By Brenda Goodman
MONDAY, Dec. 2, 2013 (HealthDay News) -- Scientists are testing a new thought-controlled device that may one day help people move limbs again after they've been paralyzed by a stroke.
The device combines a high-tech brain-computer interface with electrical stimulation of the damaged muscles to help patients relearn how to move frozen limbs.
So far, eight patients who had lost movement in one hand have been through six weeks of therapy with the device. They reported improvements in their ability to complete daily tasks.
"Things like combing their hair and buttoning their shirt," explained study author Dr. Vivek Prabhakaran, director of functional neuroimaging in radiology at the University of Wisconsin-Madison.
"These are patients who are months and years out from their strokes," Prabhakaran said. "Early studies suggested that there was no real room for change for these patients, that they had plateaued in the recovery. We're showing there is still room for change. There is plasticity we can harness."
To use the new tool, patients wear a cap of electrodes that picks up brain signals. Those signals are decoded by a computer. The computer, in turn, sends tiny jolts of electricity through wires to sticky pads placed on the muscles of a patient's paralyzed arm. The jolts act like nerve impulses, telling the muscles to move.
A simple video game on the computer screen prompts patients to try to hit a target by moving a ball with their affected arm. Patients practice with the game for about two hours at a time, every other day.
Researchers also scanned the patients' brains before, during and a month after they finished 15 sessions with the device.
The more patients practiced, the more they were able to train their brains, the researchers found.
The findings were scheduled for presentation Monday at the annual meeting of the Radiological Society of North America, in Chicago.
Strokes occur when blood flow to the brain stops. This happens because a blood clot blocks a blood vessel in the brain or a blood vessel breaks in the brain. Strokes often cause problems with movement and language.
Though it's an early look at evidence supporting the therapy, one expert who was not involved with the research said the results looked promising.

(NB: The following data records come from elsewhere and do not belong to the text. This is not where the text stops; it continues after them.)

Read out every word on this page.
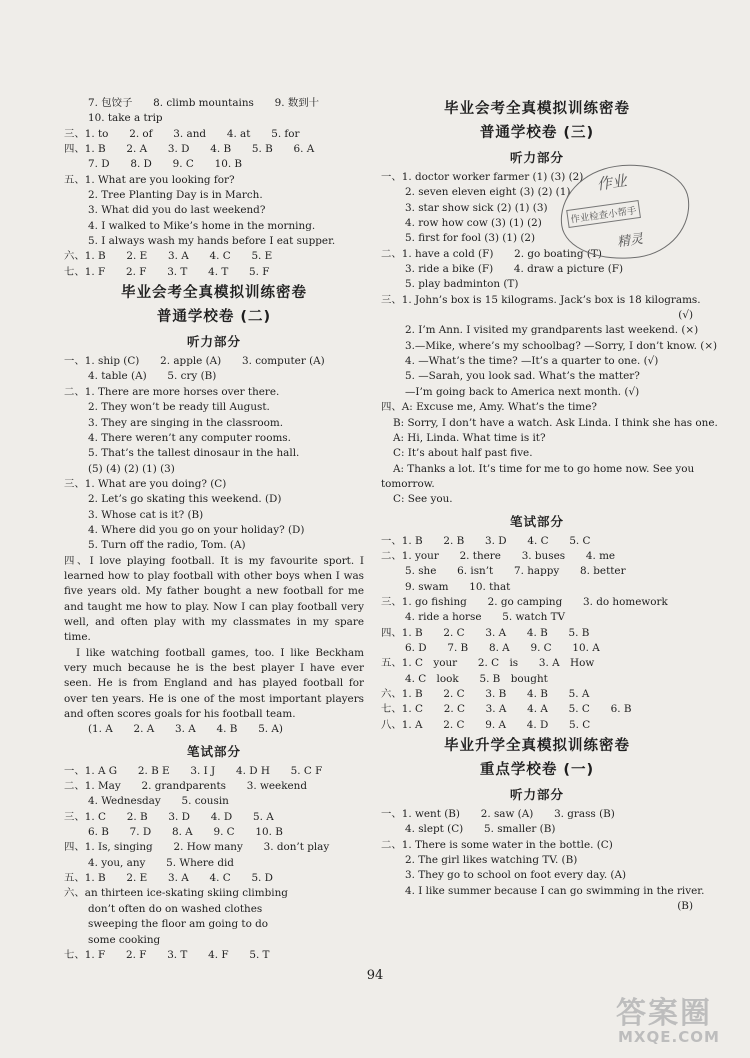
7. 包饺子　　8. climb mountains　　9. 数到十
10. take a trip
三、1. to　　2. of　　3. and　　4. at　　5. for
四、1. B　　2. A　　3. D　　4. B　　5. B　　6. A
7. D　　8. D　　9. C　　10. B
五、1. What are you looking for?
2. Tree Planting Day is in March.
3. What did you do last weekend?
4. I walked to Mike’s home in the morning.
5. I always wash my hands before I eat supper.
六、1. B　　2. E　　3. A　　4. C　　5. E
七、1. F　　2. F　　3. T　　4. T　　5. F
毕业会考全真模拟训练密卷
普通学校卷 (二)
听力部分
一、1. ship (C)　　2. apple (A)　　3. computer (A)
4. table (A)　　5. cry (B)
二、1. There are more horses over there.
2. They won’t be ready till August.
3. They are singing in the classroom.
4. There weren’t any computer rooms.
5. That’s the tallest dinosaur in the hall.
(5) (4) (2) (1) (3)
三、1. What are you doing? (C)
2. Let’s go skating this weekend. (D)
3. Whose cat is it? (B)
4. Where did you go on your holiday? (D)
5. Turn off the radio, Tom. (A)
四、I love playing football. It is my favourite sport. I learned how to play football with other boys when I was five years old. My father bought a new football for me and taught me how to play. Now I can play football very well, and often play with my classmates in my spare time.
I like watching football games, too. I like Beckham very much because he is the best player I have ever seen. He is from England and has played football for over ten years. He is one of the most important players and often scores goals for his football team.
(1. A　　2. A　　3. A　　4. B　　5. A)
笔试部分
一、1. A G　　2. B E　　3. I J　　4. D H　　5. C F
二、1. May　　2. grandparents　　3. weekend
4. Wednesday　　5. cousin
三、1. C　　2. B　　3. D　　4. D　　5. A
6. B　　7. D　　8. A　　9. C　　10. B
四、1. Is, singing　　2. How many　　3. don’t play
4. you, any　　5. Where did
五、1. B　　2. E　　3. A　　4. C　　5. D
六、an thirteen ice-skating skiing climbing
don’t often do on washed clothes
sweeping the floor am going to do
some cooking
七、1. F　　2. F　　3. T　　4. F　　5. T
毕业会考全真模拟训练密卷
普通学校卷 (三)
听力部分
一、1. doctor worker farmer (1) (3) (2)
2. seven eleven eight (3) (2) (1)
3. star show sick (2) (1) (3)
4. row how cow (3) (1) (2)
5. first for fool (3) (1) (2)
二、1. have a cold (F)　　2. go boating (T)
3. ride a bike (F)　　4. draw a picture (F)
5. play badminton (T)
三、1. John’s box is 15 kilograms. Jack’s box is 18 kilograms.
(√)
2. I’m Ann. I visited my grandparents last weekend. (×)
3.—Mike, where’s my schoolbag? —Sorry, I don’t know. (×)
4. —What’s the time? —It’s a quarter to one. (√)
5. —Sarah, you look sad. What’s the matter?
—I’m going back to America next month. (√)
四、A: Excuse me, Amy. What’s the time?
B: Sorry, I don’t have a watch. Ask Linda. I think she has one.
A: Hi, Linda. What time is it?
C: It’s about half past five.
A: Thanks a lot. It’s time for me to go home now. See you
tomorrow.
C: See you.
笔试部分
一、1. B　　2. B　　3. D　　4. C　　5. C
二、1. your　　2. there　　3. buses　　4. me
5. she　　6. isn’t　　7. happy　　8. better
9. swam　　10. that
三、1. go fishing　　2. go camping　　3. do homework
4. ride a horse　　5. watch TV
四、1. B　　2. C　　3. A　　4. B　　5. B
6. D　　7. B　　8. A　　9. C　　10. A
五、1. C　your　　2. C　is　　3. A　How
4. C　look　　5. B　bought
六、1. B　　2. C　　3. B　　4. B　　5. A
七、1. C　　2. C　　3. A　　4. A　　5. C　　6. B
八、1. A　　2. C　　9. A　　4. D　　5. C
毕业升学全真模拟训练密卷
重点学校卷 (一)
听力部分
一、1. went (B)　　2. saw (A)　　3. grass (B)
4. slept (C)　　5. smaller (B)
二、1. There is some water in the bottle. (C)
2. The girl likes watching TV. (B)
3. They go to school on foot every day. (A)
4. I like summer because I can go swimming in the river.
(B)
作业
作业检查小帮手
精灵
94
答案圈
MXQE.COM
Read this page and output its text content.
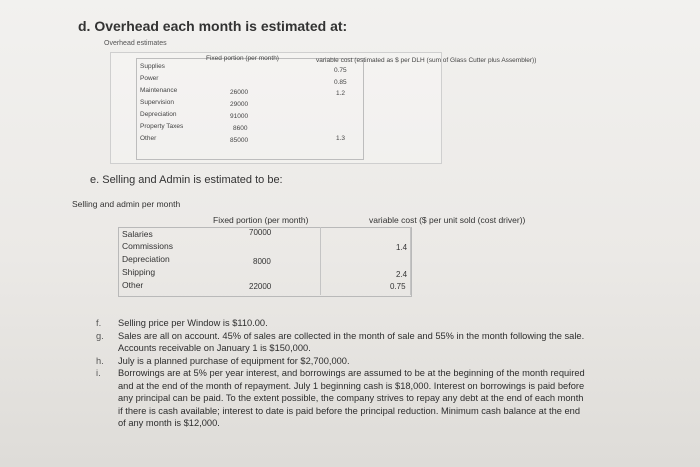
d. Overhead each month is estimated at:
Overhead estimates
Fixed portion (per month)	variable cost (estimated as $ per DLH (sum of Glass Cutter plus Assembler))
Supplies
Power
Maintenance
Supervision
Depreciation
Property Taxes
Other
26000
29000
91000
8600
85000
0.75
0.85
1.2
1.3
e. Selling and Admin is estimated to be:
Selling and admin per month
Fixed portion (per month)	variable cost ($ per unit sold (cost driver))
Salaries
Commissions
Depreciation
Shipping
Other
70000
8000
22000
1.4
2.4
0.75
f. Selling price per Window is $110.00.
g. Sales are all on account. 45% of sales are collected in the month of sale and 55% in the month following the sale. Accounts receivable on January 1 is $150,000.
h. July is a planned purchase of equipment for $2,700,000.
i. Borrowings are at 5% per year interest, and borrowings are assumed to be at the beginning of the month required and at the end of the month of repayment. July 1 beginning cash is $18,000. Interest on borrowings is paid before any principal can be paid. To the extent possible, the company strives to repay any debt at the end of each month if there is cash available; interest to date is paid before the principal reduction. Minimum cash balance at the end of any month is $12,000.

"Stroke is the largest cause of disability in the country," said Dr. Rafael Ortiz, director of neuro-endovascular surgery and stroke at Lenox Hill Hospital in New York City. "Fifty percent of stroke patients end up with severe disability, and that's out of 800,000 strokes that happen a year," he said. Better kinds of rehabilitation for stroke patients are desperately needed, he added.
"Using therapies like this, we can offer hope to patients, even six or twelve months after their stroke," he said.
The brain has two sides, or hemispheres. Researchers say that what seems to be happening is that the side of the brain that wasn't damaged by the stroke learns to take over many of the functions lost on the affected side.
And the more patients are able to recruit the unaffected side, the better their progress, Prabhakaran said.
Some, but not all, of the positive brain changes remained even a month after patients had finished therapy. Researchers think maintenance sessions may be necessary to help people keep their gains.
Patients with mild to moderate damage seem to get the most help from the device, he added. Patients with milder impairments were able to increase their speed on a task that required them to move pegs on a board. Patients with moderate damage were able to recover movement and strength.
The study is still in its early stages. Researchers said they won't know for sure how well it works or how useful it may be until they've tested it on more patients. Prabhakaran said he hoped to recruit 44 in total.
Data and conclusions presented at meetings are typically considered preliminary until published in a peer-reviewed medical journal.